Por eso doy ese testimonio de que ella tuvo un accidente ocasionado por una caída que tuvo en un sitio que estaba en obra, en el piso que estaban arreglando. Según ese sector no tenía ninguna señalización de peligro. Entonces creo que la muchacha pasó y se cayó. Sufriendo fracturas en ambos brazos. Yo creo que ese es el testimonio que yo doy porque ella no me siguió atendiendo desde ese día. Estas obras las estaba efectuando la concesión vial, donde ella se cayo y donde yo me cai allí cerquita.

PREGUNTANDO: ¿Dónde se callo usted? CONTESTANDO: Yo tue el accidente en el mismo sector, pero al frente de donde se cayó la muchacha, la diferencia está en el paso de la avenida”[26] (resaltado fuera del original). Como se puede apreciar del texto, la señora Ladys Horta Machacón no se encontraba en el lugar de los hechos, no tuvo la oportunidad de conocer las condiciones en las que ocurrió el accidente y tampoco pudo advertir si en el sitio existían obras, dado que los hechos que manifiesta le fueron relatados por otra persona desconocida para la Sala, lo que la convierte en una testigo de oídas.

Por su parte y al igual que la señora Horta Machacón, el señor González tampoco estaba presente en el momento de los hechos y la exposición que realiza respecto del accidente de la señora Cogollo Cranford, se limita a indicar lo que desconocidos le describieron, sin que le conste aspecto alguno (testigo de oídas).
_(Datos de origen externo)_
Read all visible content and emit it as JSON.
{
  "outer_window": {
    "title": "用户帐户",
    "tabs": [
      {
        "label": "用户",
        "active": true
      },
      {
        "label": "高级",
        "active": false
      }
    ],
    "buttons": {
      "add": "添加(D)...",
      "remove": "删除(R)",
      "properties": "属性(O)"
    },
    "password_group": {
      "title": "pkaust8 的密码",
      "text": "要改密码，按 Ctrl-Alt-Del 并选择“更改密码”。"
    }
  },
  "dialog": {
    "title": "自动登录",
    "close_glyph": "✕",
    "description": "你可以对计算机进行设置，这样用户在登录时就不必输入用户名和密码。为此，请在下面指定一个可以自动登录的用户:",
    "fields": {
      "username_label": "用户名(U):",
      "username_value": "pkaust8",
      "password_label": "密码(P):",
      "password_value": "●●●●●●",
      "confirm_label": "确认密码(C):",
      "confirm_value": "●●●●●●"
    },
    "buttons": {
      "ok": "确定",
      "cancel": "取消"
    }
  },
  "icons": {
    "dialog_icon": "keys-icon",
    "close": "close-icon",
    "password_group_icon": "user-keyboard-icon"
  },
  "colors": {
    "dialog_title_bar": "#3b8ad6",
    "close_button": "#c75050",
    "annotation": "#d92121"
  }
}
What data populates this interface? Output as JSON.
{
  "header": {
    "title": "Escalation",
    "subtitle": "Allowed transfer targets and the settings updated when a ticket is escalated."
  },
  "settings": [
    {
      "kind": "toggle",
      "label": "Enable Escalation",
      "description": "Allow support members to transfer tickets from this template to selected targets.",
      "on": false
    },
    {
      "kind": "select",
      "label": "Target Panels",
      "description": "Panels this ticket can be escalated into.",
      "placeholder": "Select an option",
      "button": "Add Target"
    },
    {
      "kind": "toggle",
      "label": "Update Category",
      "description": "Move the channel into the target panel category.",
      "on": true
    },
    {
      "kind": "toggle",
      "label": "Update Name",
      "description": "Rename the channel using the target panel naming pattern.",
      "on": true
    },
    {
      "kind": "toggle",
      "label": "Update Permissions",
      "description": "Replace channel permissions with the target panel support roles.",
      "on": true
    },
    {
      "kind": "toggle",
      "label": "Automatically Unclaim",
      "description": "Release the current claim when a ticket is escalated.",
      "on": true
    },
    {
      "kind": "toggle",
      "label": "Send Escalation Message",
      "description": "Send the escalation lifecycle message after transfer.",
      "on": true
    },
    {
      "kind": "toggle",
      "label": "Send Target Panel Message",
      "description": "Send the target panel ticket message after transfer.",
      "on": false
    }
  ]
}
Sobre la posibilidad de valorar las declaraciones de personas que no presencian directamente los hechos que relatan, sino que expresan los relatos que terceros les han manifestado –testigo de oídas–, la jurisprudencia de esta Corporación ha manifestado lo siguiente: “… Ahora bien, como ocurre con cualquier otro medio de prueba admitido por la ley, la valoración del testimonio de oídas deberá realizarla el juez de manera conjunta con los demás elementos probatorios que hubieren sido oportuna y regularmente acopiados en el proceso, con el agregado de que en estos casos debe tenerse especial cuidado para efectos de someter la versión del declarante a un tamiz particularmente riguroso con el fin de evitar que los hechos a los cuales se les otorgue credibilidad resulten finalmente distorsionados por el proceso de comunicación a que se encuentra sometida una declaración de tal naturaleza, puesto que es evidente que el relato de los hechos que realizará el testigo de oídas no dirá relación con aquellos que él hubiere percibido de manera directa sino que se referirá a hechos respecto de los cuales tuvo conocimiento de manera indirecta, por la referencia o transmisión que sobre los mismos le hubiere efectuado otra persona.

“Precisamente para evitar que los hechos lleguen alterados al conocimiento del juez, como resultado de la transmisión que ha de ocurrir acerca de la versión de su acaecimiento cuando el conocimiento sobre los mismos se obtiene a través de testimonios indirectos o de referencia, el juzgador ha de ser particularmente cuidadoso en verificar, entre otros aspectos de importancia, i).- las calidades y condiciones del testigo de oídas; ii).- las circunstancias en las cuales el propio testigo de oídas hubiere tenido conocimiento, indirecto o por referencia, de los hechos a los cuales se refiere su versión; iii).- la identificación plena y precisa de la(s) persona(s) que, en calidad de fuente, hubiere(n) transmitido al testigo de oídas la ocurrencia de los hechos sobre los cuales versa su declaración, para evitar así que un verdadero testimonio pueda confundirse con un rumor, en cuanto proviniere de fuentes anónimas o indeterminadas; iv).- la determinación acerca de la clase de testimonio de oídas de que se trata, puesto que estará llamado a brindar mayor confiabilidad el testimonio de oídas de primer grado que aquel que corresponda al grado sucesivo por ser el resultado de haber escuchado a otro relatar unos hechos de los cuales dicho tercero tuvo conocimiento por el relato que, a su turno, recibió de otra persona y así sucesivamente.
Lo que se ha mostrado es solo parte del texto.